After banging my head against some code's performance for several hours, I realized that close to half of my runtime is spent doing refcounting/CoW operations on some arrays and dictionaries. These are local variables that never escape their enclosing function, so in theory I could ditch RC/CoW entirely and just free the memory when the variable goes out of scope. As I see it, my options are:
Accept this performance penalty
Write my own array type that manually manages raw pointers and calls realloc if needed
Import C++ std::vector and use that
All three of these options are suboptimal. Is there an existing type to use when I need a growable buffer but don't care about CoW? Are there plans to add ~Copyable collections to the standard library to do away with superfluous RC traffic? Or do I have to revert to low-level pointer madness or the STL?
Why do you consider your own implementation of array (as a move only type) suboptimal? IMO the best solution to step away from RC/COW.
Also, if your array doesn't escape and you know its required capacity, you might benefit from withUnsafeTemporaryAllocation
Simply put, I’d be spending effort on a solved problem and risking making a mistake when the implementation already exists (case in point std::vector).
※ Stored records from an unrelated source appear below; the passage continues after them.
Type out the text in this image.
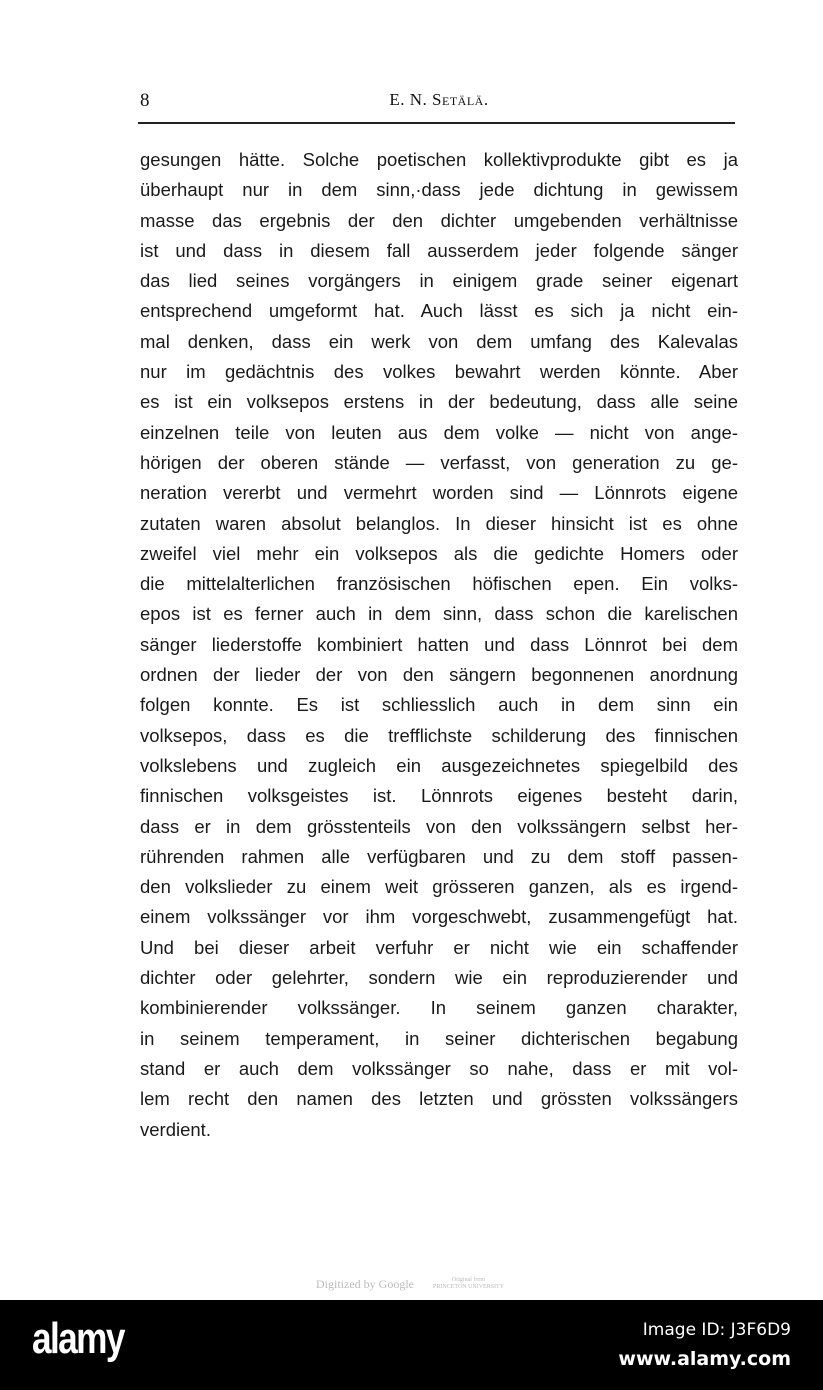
8	E. N. Setälä.
gesungen hätte. Solche poetischen kollektivprodukte gibt es ja
überhaupt nur in dem sinn,·dass jede dichtung in gewissem
masse das ergebnis der den dichter umgebenden verhältnisse
ist und dass in diesem fall ausserdem jeder folgende sänger
das lied seines vorgängers in einigem grade seiner eigenart
entsprechend umgeformt hat. Auch lässt es sich ja nicht ein-
mal denken, dass ein werk von dem umfang des Kalevalas
nur im gedächtnis des volkes bewahrt werden könnte. Aber
es ist ein volksepos erstens in der bedeutung, dass alle seine
einzelnen teile von leuten aus dem volke — nicht von ange-
hörigen der oberen stände — verfasst, von generation zu ge-
neration vererbt und vermehrt worden sind — Lönnrots eigene
zutaten waren absolut belanglos. In dieser hinsicht ist es ohne
zweifel viel mehr ein volksepos als die gedichte Homers oder
die mittelalterlichen französischen höfischen epen. Ein volks-
epos ist es ferner auch in dem sinn, dass schon die karelischen
sänger liederstoffe kombiniert hatten und dass Lönnrot bei dem
ordnen der lieder der von den sängern begonnenen anordnung
folgen konnte. Es ist schliesslich auch in dem sinn ein
volksepos, dass es die trefflichste schilderung des finnischen
volkslebens und zugleich ein ausgezeichnetes spiegelbild des
finnischen volksgeistes ist. Lönnrots eigenes besteht darin,
dass er in dem grösstenteils von den volkssängern selbst her-
rührenden rahmen alle verfügbaren und zu dem stoff passen-
den volkslieder zu einem weit grösseren ganzen, als es irgend-
einem volkssänger vor ihm vorgeschwebt, zusammengefügt hat.
Und bei dieser arbeit verfuhr er nicht wie ein schaffender
dichter oder gelehrter, sondern wie ein reproduzierender und
kombinierender volkssänger. In seinem ganzen charakter,
in seinem temperament, in seiner dichterischen begabung
stand er auch dem volkssänger so nahe, dass er mit vol-
lem recht den namen des letzten und grössten volkssängers
verdient.
Digitized by Google	Original from
PRINCETON UNIVERSITY
alamy	Image ID: J3F6D9
www.alamy.com
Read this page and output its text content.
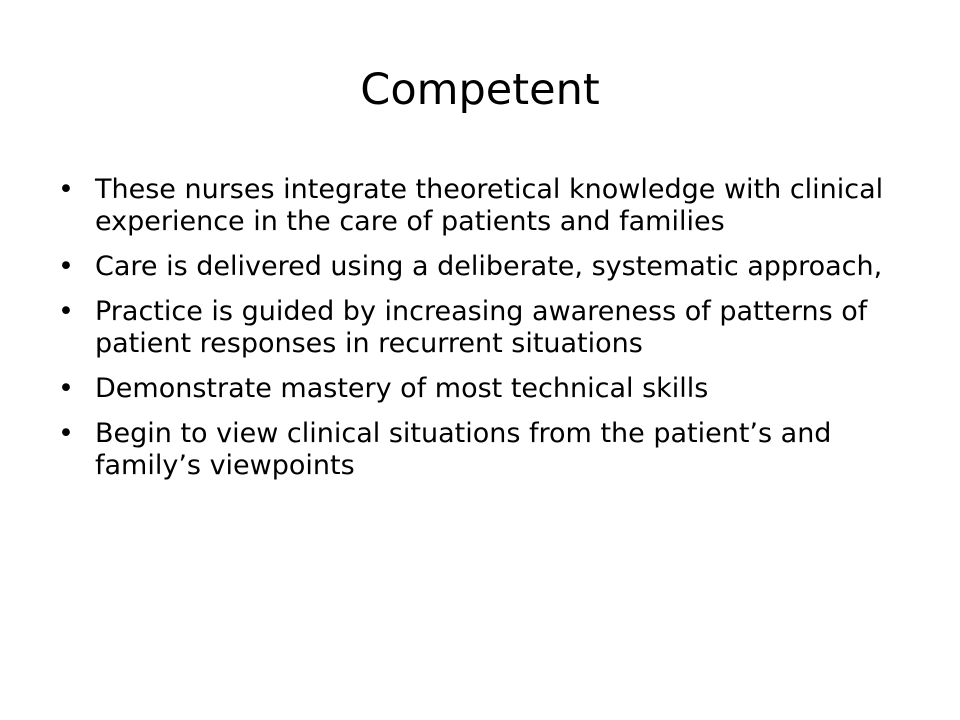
Competent
• These nurses integrate theoretical knowledge with clinical experience in the care of patients and families
• Care is delivered using a deliberate, systematic approach,
• Practice is guided by increasing awareness of patterns of patient responses in recurrent situations
• Demonstrate mastery of most technical skills
• Begin to view clinical situations from the patient’s and family’s viewpoints
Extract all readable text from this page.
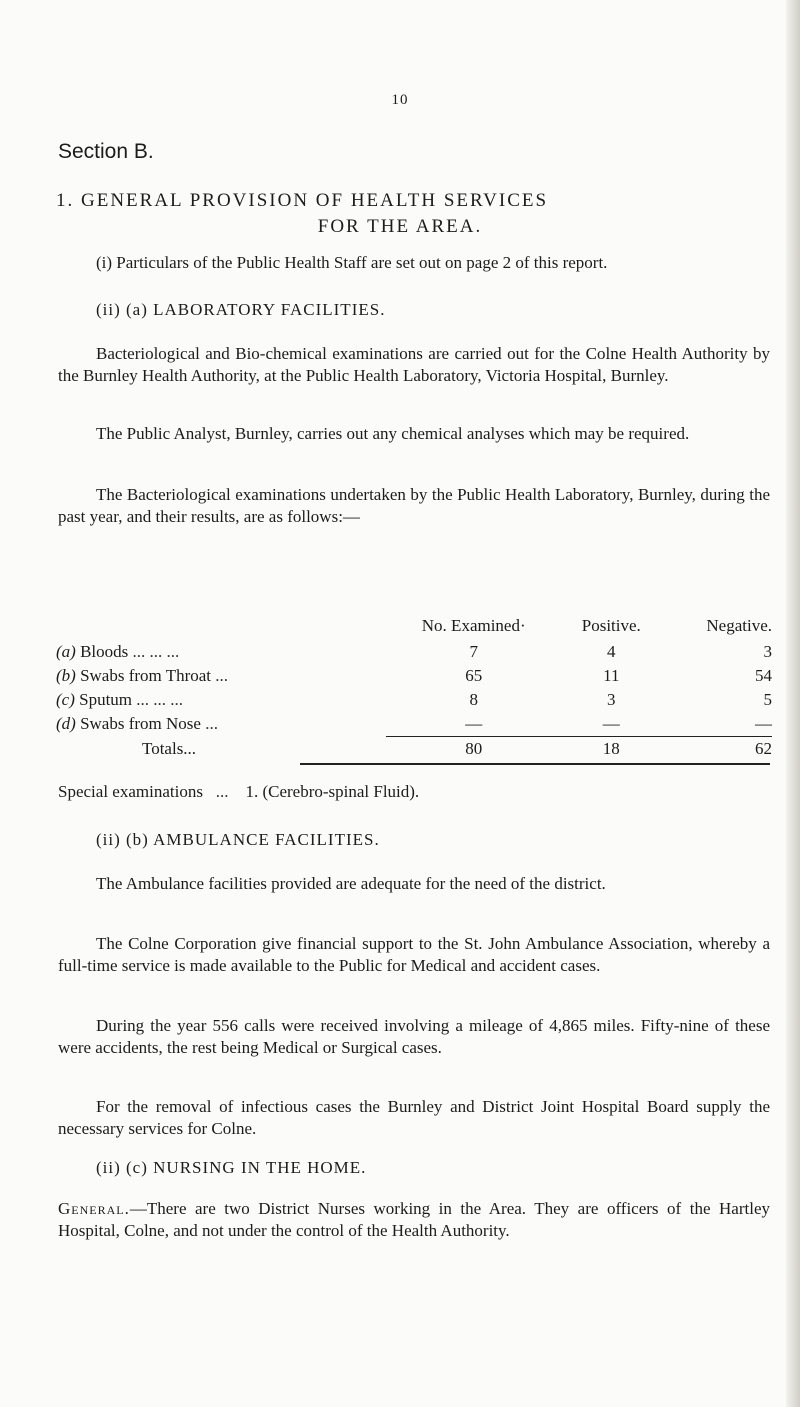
10
Section B.
1. GENERAL PROVISION OF HEALTH SERVICES
FOR THE AREA.
(i) Particulars of the Public Health Staff are set out on page 2 of this report.
(ii) (a) LABORATORY FACILITIES.
Bacteriological and Bio-chemical examinations are carried out for the Colne Health Authority by the Burnley Health Authority, at the Public Health Laboratory, Victoria Hospital, Burnley.
The Public Analyst, Burnley, carries out any chemical analyses which may be required.
The Bacteriological examinations undertaken by the Public Health Laboratory, Burnley, during the past year, and their results, are as follows:—
	No. Examined·	Positive.	Negative.
(a) Bloods ... ... ...	7	4	3
(b) Swabs from Throat ...	65	11	54
(c) Sputum ... ... ...	8	3	5
(d) Swabs from Nose ...	—	—	—
Totals...	80	18	62
Special examinations   ...    1. (Cerebro-spinal Fluid).
(ii) (b) AMBULANCE FACILITIES.
The Ambulance facilities provided are adequate for the need of the district.
The Colne Corporation give financial support to the St. John Ambulance Association, whereby a full-time service is made available to the Public for Medical and accident cases.
During the year 556 calls were received involving a mileage of 4,865 miles. Fifty-nine of these were accidents, the rest being Medical or Surgical cases.
For the removal of infectious cases the Burnley and District Joint Hospital Board supply the necessary services for Colne.
(ii) (c) NURSING IN THE HOME.
General.—There are two District Nurses working in the Area. They are officers of the Hartley Hospital, Colne, and not under the control of the Health Authority.
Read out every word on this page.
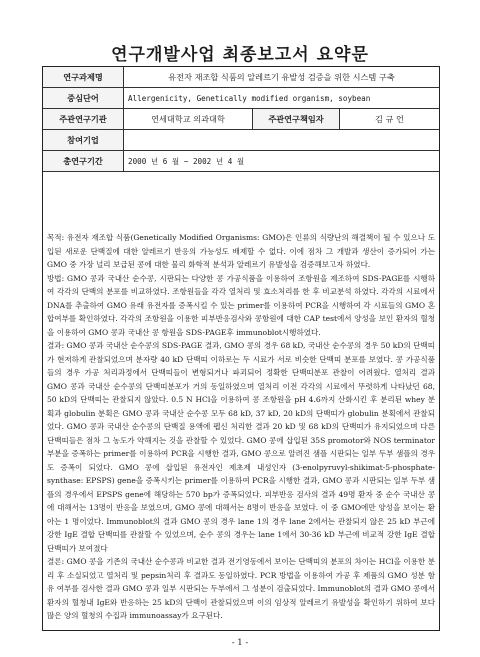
연구개발사업 최종보고서 요약문
연구과제명	유전자 재조합 식품의 알레르기 유발성 검증을 위한 시스템 구축		
중심단어	Allergenicity, Genetically modified organism, soybean		
주관연구기관	연세대학교 의과대학	주관연구책임자	김 규 언
참여기업			
총연구기간	2000 년 6 월 ~ 2002 년 4 월		

목적: 유전자 재조합 식품(Genetically Modified Organisms: GMO)은 인류의 식량난의 해결책이 될 수 있으나 도입된 새로운 단백질에 대한 알레르기 반응의 가능성도 배제할 수 없다. 이에 점차 그 개발과 생산이 증가되어 가는 GMO 중 가장 널리 보급된 콩에 대한 물리 화학적 분석과 알레르기 유발성을 검증해보고자 하였다.

방법: GMO 콩과 국내산 순수콩, 시판되는 다양한 콩 가공식품을 이용하여 조항원을 제조하여 SDS-PAGE를 시행하여 각각의 단백의 분포를 비교하였다. 조항원들을 각각 열처리 및 효소처리를 한 후 비교분석 하였다. 각각의 시료에서 DNA를 추출하여 GMO 유래 유전자를 증폭시킬 수 있는 primer를 이용하여 PCR을 시행하여 각 시료들의 GMO 혼합여부를 확인하였다. 각각의 조항원을 이용한 피부반응검사와 콩항원에 대한 CAP test에서 양성을 보인 환자의 혈청을 이용하여 GMO 콩과 국내산 콩 항원을 SDS-PAGE후 immunoblot시행하였다.

결과: GMO 콩과 국내산 순수콩의 SDS-PAGE 결과, GMO 콩의 경우 68 kD, 국내산 순수콩의 경우 50 kD의 단백띠가 현저하게 관찰되었으며 분자량 40 kD 단백띠 이하로는 두 시료가 서로 비슷한 단백띠 분포를 보였다. 콩 가공식품들의 경우 가공 처리과정에서 단백띠들이 변형되거나 파괴되어 정확한 단백띠분포 관찰이 어려웠다. 열처리 결과 GMO 콩과 국내산 순수콩의 단백띠분포가 거의 동일하였으며 열처리 이전 각각의 시료에서 뚜렷하게 나타났던 68, 50 kD의 단백띠는 관찰되지 않았다. 0.5 N HCl을 이용하여 콩 조항원을 pH 4.6까지 산화시킨 후 분리된 whey 분획과 globulin 분획은 GMO 콩과 국내산 순수콩 모두 68 kD, 37 kD, 20 kD의 단백띠가 globulin 분획에서 관찰되었다. GMO 콩과 국내산 순수콩의 단백질 용액에 펩신 처리한 결과 20 kD 및 68 kD의 단백띠가 유지되었으며 다른 단백띠들은 점차 그 농도가 약해지는 것을 관찰할 수 있었다. GMO 콩에 삽입된 35S promotor와 NOS terminator 부분을 증폭하는 primer를 이용하여 PCR을 시행한 결과, GMO 콩으로 알려진 샘플 시판되는 일부 두부 샘플의 경우도 증폭이 되었다. GMO 콩에 삽입된 유전자인 제초제 내성인자 (3-enolpyruvyl-shikimat-5-phosphate-synthase: EPSPS) gene을 증폭시키는 primer를 이용하여 PCR을 시행한 결과, GMO 콩과 시판되는 일부 두부 샘플의 경우에서 EPSPS gene에 해당하는 570 bp가 증폭되었다. 피부반응 검사의 결과 49명 환자 중 순수 국내산 콩에 대해서는 13명이 반응을 보였으며, GMO 콩에 대해서는 8명이 반응을 보였다. 이 중 GMO에만 양성을 보이는 환아는 1 명이었다. Immunoblot의 결과 GMO 콩의 경우 lane 1의 경우 lane 2에서는 관찰되지 않은 25 kD 부근에 강한 IgE 결합 단백띠를 관찰할 수 있었으며, 순수 콩의 경우는 lane 1에서 30-36 kD 부근에 비교적 강한 IgE 결합 단백띠가 보여졌다

결론: GMO 콩을 기존의 국내산 순수콩과 비교한 결과 전기영동에서 보이는 단백띠의 분포의 차이는 HCl을 이용한 분리 후 소실되었고 열처리 및 pepsin처리 후 결과도 동일하였다. PCR 방법을 이용하여 가공 후 제품의 GMO 성분 함유 여부를 검사한 결과 GMO 콩과 일부 시판되는 두부에서 그 성분이 검출되었다. Immunoblot의 결과 GMO 콩에서 환자의 혈청내 IgE와 반응하는 25 kD의 단백이 관찰되었으며 이의 임상적 알레르기 유발성을 확인하기 위하여 보다 많은 양의 혈청의 수집과 immunoassay가 요구된다.

- 1 -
That’s a large part of the reason I’m making this an Array in the first place; I don’t know ahead of time how many items it can have. I suppose I could come up with an overestimate with only a little additional effort, but even that only solves it for the array, not the dictionary.
If it's the case that the array never escapes its local context, then in principle the optimizer ought to be able to take advantage of that fact to reduce or eliminate refcounting and CoW overhead. If you're able to share some code examples, we might be able to help figure out why that isn't happening for you and if we can fix it on the compiler's end.
It feels like every change I make to improve performance in one place makes it even worse somewhere else. If I get rid of some of the swift_release calls, that time is now taken up by __TMC_END__. It took a lot of effort to even get this far performance-wise.